Wouldn’t it have spread like wildfire? Wouldn’t it be the Meme of All Memes? I mean, we all saw that video of the cat trying to wake its owner up within about two weeks of it hitting the Internet. Don’t you think that the Truly Excellent Argument/ Evidence for God’s Existence would have spread even faster, and wider, than some silly cartoon video?
If the arguments for religion are so wonderful, why are they so unconvincing to anyone who doesn’t already believe?
And why does God need arguments, anyway? Why does God need people to make his arguments for him? Why can’t he just reveal his true self, clearly and unequivocally, and settle the question once and for all? If God existed, why wouldn’t it just be obvious? (See #2 above, in yesterday’s post.)

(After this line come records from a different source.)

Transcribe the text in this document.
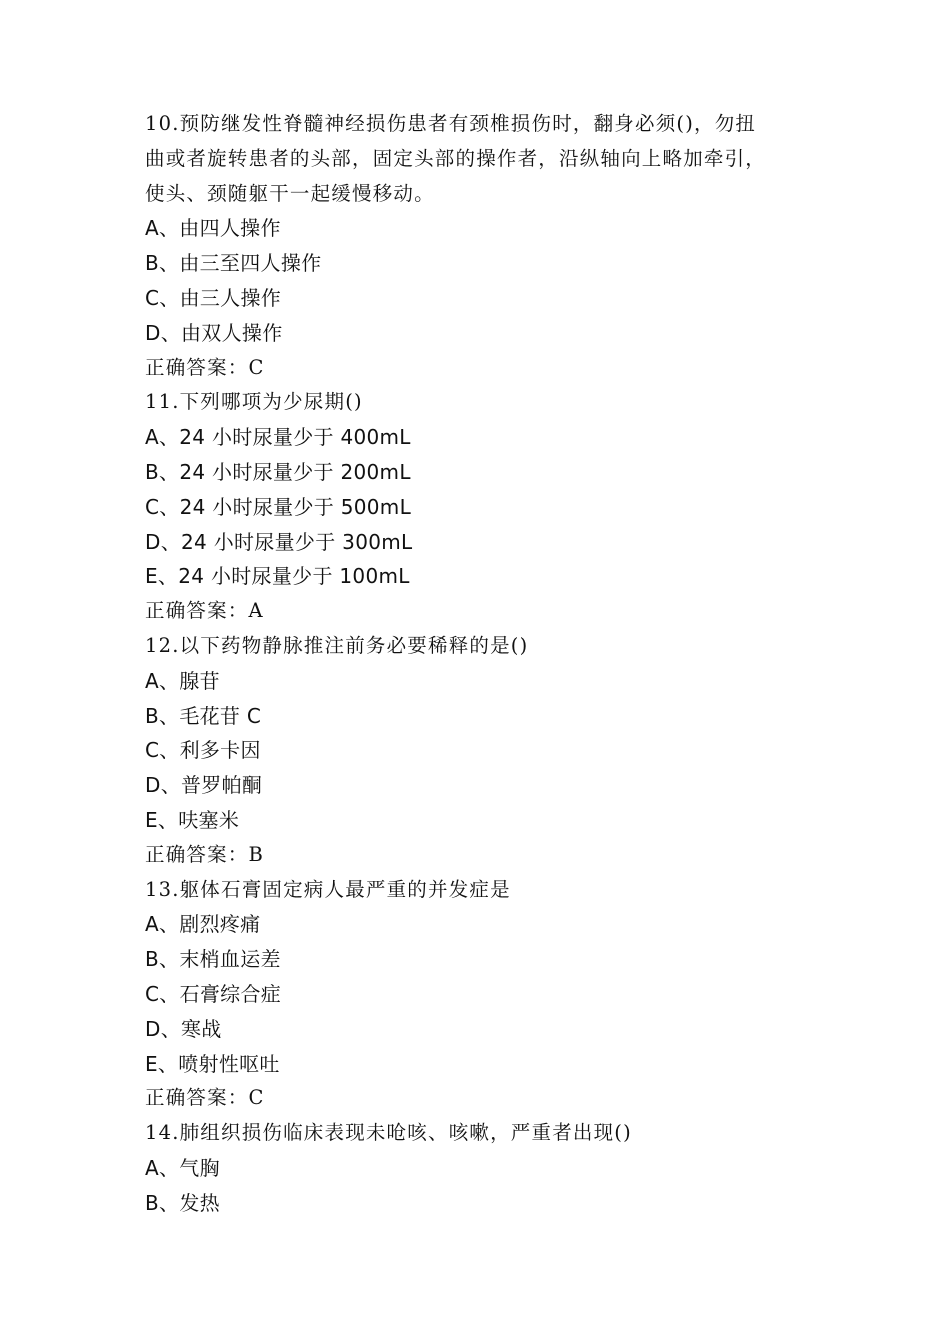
10.预防继发性脊髓神经损伤患者有颈椎损伤时，翻身必须()，勿扭
曲或者旋转患者的头部，固定头部的操作者，沿纵轴向上略加牵引，
使头、颈随躯干一起缓慢移动。
A、由四人操作
B、由三至四人操作
C、由三人操作
D、由双人操作
正确答案：C
11.下列哪项为少尿期()
A、24 小时尿量少于 400mL
B、24 小时尿量少于 200mL
C、24 小时尿量少于 500mL
D、24 小时尿量少于 300mL
E、24 小时尿量少于 100mL
正确答案：A
12.以下药物静脉推注前务必要稀释的是()
A、腺苷
B、毛花苷 C
C、利多卡因
D、普罗帕酮
E、呋塞米
正确答案：B
13.躯体石膏固定病人最严重的并发症是
A、剧烈疼痛
B、末梢血运差
C、石膏综合症
D、寒战
E、喷射性呕吐
正确答案：C
14.肺组织损伤临床表现未呛咳、咳嗽，严重者出现()
A、气胸
B、发热
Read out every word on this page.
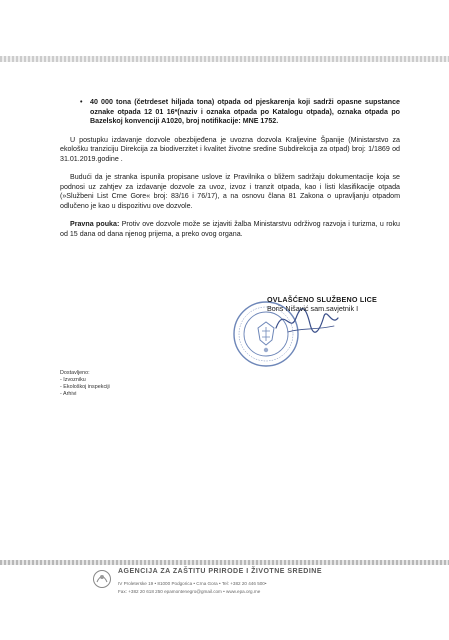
• 40 000 tona (četrdeset hiljada tona) otpada od pjeskarenja koji sadrži opasne supstance oznake otpada 12 01 16*(naziv i oznaka otpada po Katalogu otpada), oznaka otpada po Bazelskoj konvenciji A1020, broj notifikacije: MNE 1752.

U postupku izdavanje dozvole obezbijeđena je uvozna dozvola Kraljevine Španije (Ministarstvo za ekološku tranziciju Direkcija za biodiverzitet i kvalitet životne sredine Subdirekcija za otpad) broj: 1/1869 od 31.01.2019.godine .

Budući da je stranka ispunila propisane uslove iz Pravilnika o bližem sadržaju dokumentacije koja se podnosi uz zahtjev za izdavanje dozvole za uvoz, izvoz i tranzit otpada, kao i listi klasifikacije otpada (»Službeni List Crne Gore« broj: 83/16 i 76/17), a na osnovu člana 81 Zakona o upravljanju otpadom odlučeno je kao u dispozitivu ove dozvole.

Pravna pouka: Protiv ove dozvole može se izjaviti žalba Ministarstvu održivog razvoja i turizma, u roku od 15 dana od dana njenog prijema, a preko ovog organa.

OVLAŠĆENO SLUŽBENO LICE
Boris Nišavić sam.savjetnik I
Dostavljeno:
- Izvozniku
- Ekološkoj inspekciji
- Arhivi
AGENCIJA ZA ZAŠTITU PRIRODE I ŽIVOTNE SREDINE
IV Proleterske 19 • 81000 Podgorica • Crna Gora • Tel: +382 20 446 500•
Fax: +382 20 618 250 epamontenegro@gmail.com • www.epa.org.me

It is not up to us to prove that God does not exist. It is up to theists to prove that he does. And in the absence of any genuinely good, solid evidence or arguments in favor of God’s existence — and in the presence of a whole lot of very solid arguments against it — I am going to continue to hold the null hypothesis of atheism: that God almost certainly does not exist, and that it is completely reasonable to act as if he does not exist.
So. What do you all think? Atheists — are there arguments against God’s existence that you think are more convincing than these? And theists — do you have any thoughts on these arguments? I don’t promise to debate every one of you ad infinitum, or indeed any one of you; but I’m curious to hear what you have to say.